Last September, in the run-up to the election, we learned that Russians had attempted to attack 33 states’ voter registration databases, later revised upward to 39 states. I was asked to testify about this in Congress, and my main concern was that the Russians might attempt to simply delete voters altogether, creating electoral chaos. All the pieces were in place, but the election came and went without wide-scale problems. What happened? We know that the Obama and Putin had a “blunt” meeting at the G20 that same September, so it’s possible that Obama was able to rattle Putin enough to make him pull back. Maybe Putin decided that leaking stolen emails was good enough. We may never know the full story, but what is clear is that we need to adequately defend ourselves against future nation-state attacks on our elections, whether from Russia or elsewhere. As James Comey warned the Senate Intelligence Committee recently, “They will be back.”

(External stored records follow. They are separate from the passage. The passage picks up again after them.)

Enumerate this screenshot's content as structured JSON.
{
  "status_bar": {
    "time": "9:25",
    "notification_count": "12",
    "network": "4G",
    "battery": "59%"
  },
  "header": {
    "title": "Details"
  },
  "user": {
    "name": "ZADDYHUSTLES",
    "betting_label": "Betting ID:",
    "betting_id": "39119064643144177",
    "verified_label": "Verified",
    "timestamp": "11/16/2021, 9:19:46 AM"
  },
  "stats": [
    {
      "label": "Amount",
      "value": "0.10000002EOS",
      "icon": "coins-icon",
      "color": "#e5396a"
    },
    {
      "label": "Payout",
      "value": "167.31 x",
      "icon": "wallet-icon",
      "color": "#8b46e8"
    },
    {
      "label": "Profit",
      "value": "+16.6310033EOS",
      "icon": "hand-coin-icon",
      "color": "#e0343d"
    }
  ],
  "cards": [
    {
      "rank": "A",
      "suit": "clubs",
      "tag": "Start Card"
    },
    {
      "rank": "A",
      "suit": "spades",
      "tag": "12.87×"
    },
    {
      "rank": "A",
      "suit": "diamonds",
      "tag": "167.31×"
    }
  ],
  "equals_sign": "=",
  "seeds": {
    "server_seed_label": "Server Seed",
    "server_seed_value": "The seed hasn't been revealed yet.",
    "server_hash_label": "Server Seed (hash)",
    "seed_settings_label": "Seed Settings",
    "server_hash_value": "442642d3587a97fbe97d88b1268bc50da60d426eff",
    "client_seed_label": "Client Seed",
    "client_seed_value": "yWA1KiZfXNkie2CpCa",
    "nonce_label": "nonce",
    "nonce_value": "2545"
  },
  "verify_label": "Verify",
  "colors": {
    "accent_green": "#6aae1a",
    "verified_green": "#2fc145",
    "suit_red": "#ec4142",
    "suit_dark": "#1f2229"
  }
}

Computer security experts who deal with nation-state activities use the term “advanced persistent threats” (APT) as a shorthand to indicate that our adversaries have significant capabilities, including both engineering resources and spycraft, to quietly break into our computers, spread out across our networks, and avoid detection. It’s common for APT attacks to last for months to years prior to detection.

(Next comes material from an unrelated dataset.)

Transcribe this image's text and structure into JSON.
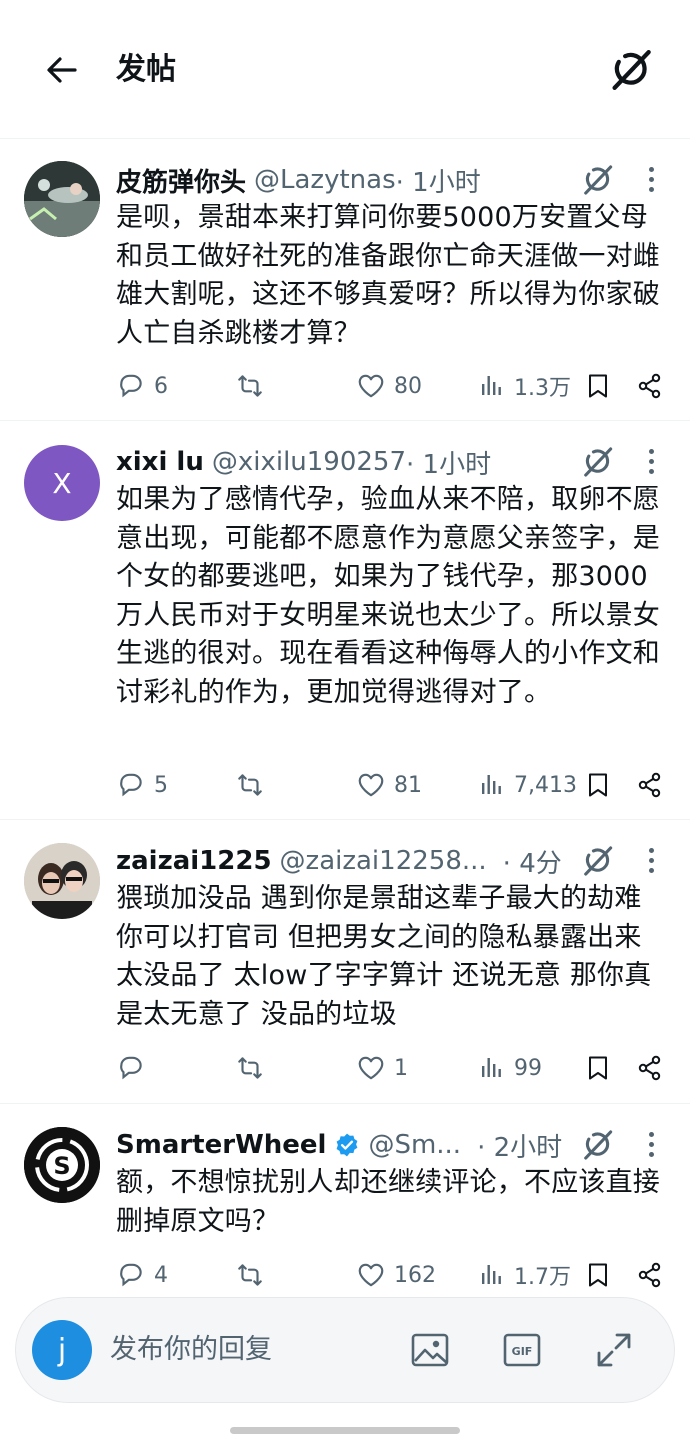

Given these threats, we need to conduct a serious analysis of where our elections stand. Harris County’s Hart InterCivic eSlate voting machines, for example, haven’t had any major security updates following studies conducted a decade ago by the states of California and Ohio. (I was part of the California effort.) In short, an attacker need only tamper with a single voting machine. After that, the infection can spread “virally” to every machine in the county.